The moans gradually subsided, at last they ceased altogether—he fell asleep.

She listened to his breathing, it was regular. He always slept heavily after such fits, nothing could wake him as long as Catherine would sit by him. While one hand continued to encircle the head, the other under the semblance of a caress fumbled in the breast pocket of his kaftan with the quick motion of a thief. Feeling a bundle of letters she took them out, looked through them and found among them a large, soiled, evidently anonymous letter, in a blue wrapper, sealed with red wax, unopened; She guessed it was the one she was searching for, a second denunciation of her alliance with Mons, more alarming than the first. Mons (who afterwards died by torture) had warned her of the blue letter. He himself had learnt about it from the talk of some drunken servants.

Catherine was surprised her husband had not opened the letter. Was he afraid to learn the truth? Turning slightly pale, with teeth closely set, yet without losing her presence of mind, she looked into his face. He was peacefully slumbering, like a child after a big cry. She gently leaned his head against the back of the chair, undid a few buttons, crumpled the letter up and pushed it down into the hollow of her breast; then stooped, lifted the dirk from the floor, slit the pocket where the letters had lain, and also the bottom of the kaftan along the seam, so that the cut could be easily taken for a chance hole, and put the rest of the letters back in the pocket. Should Peter notice the disappearance of the blue letter, he would easily think that it had dropped through into the lining and then slipped out through the rent and so got lost. Holes were not unusual in the Tsar’s well-worn clothes.
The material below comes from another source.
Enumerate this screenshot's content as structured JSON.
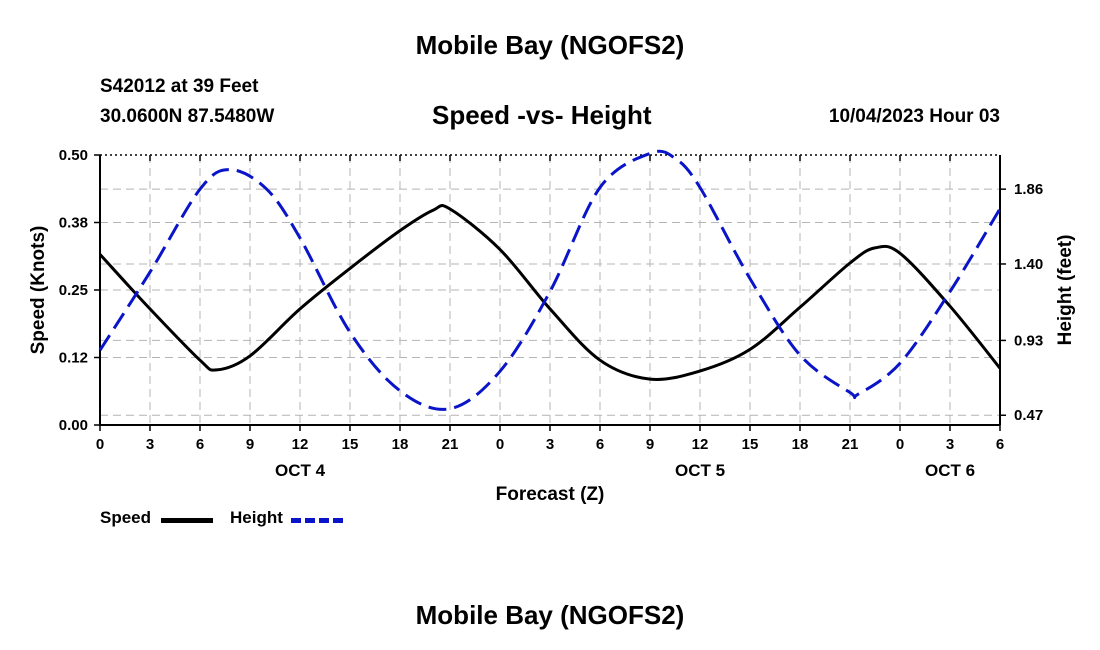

Catherine did all this in a second, then she took Peter’s head and pressed it again to her bosom and began to gently stroke, fondle and caress him, looking at the sleeping giant as a mother would at her sick child, or as a tamer of lions at his terrible animal.

He woke, composed and refreshed, at the end of an hour, as if nothing had happened.

Now the Tsar’s dwarf had recently died. The funeral had been fixed on this day; it was to be one of those mock pageants Peter was so fond of. Catherine did her best to persuade him to postpone the funeral till the morrow and not go out, but have a rest to-day. Peter paid no heed; he ordered the drum to be beaten, the standards to be hung out. As though it were for some very important business, he hurriedly got himself ready, put on half mourning, half masquerading dress, and went off.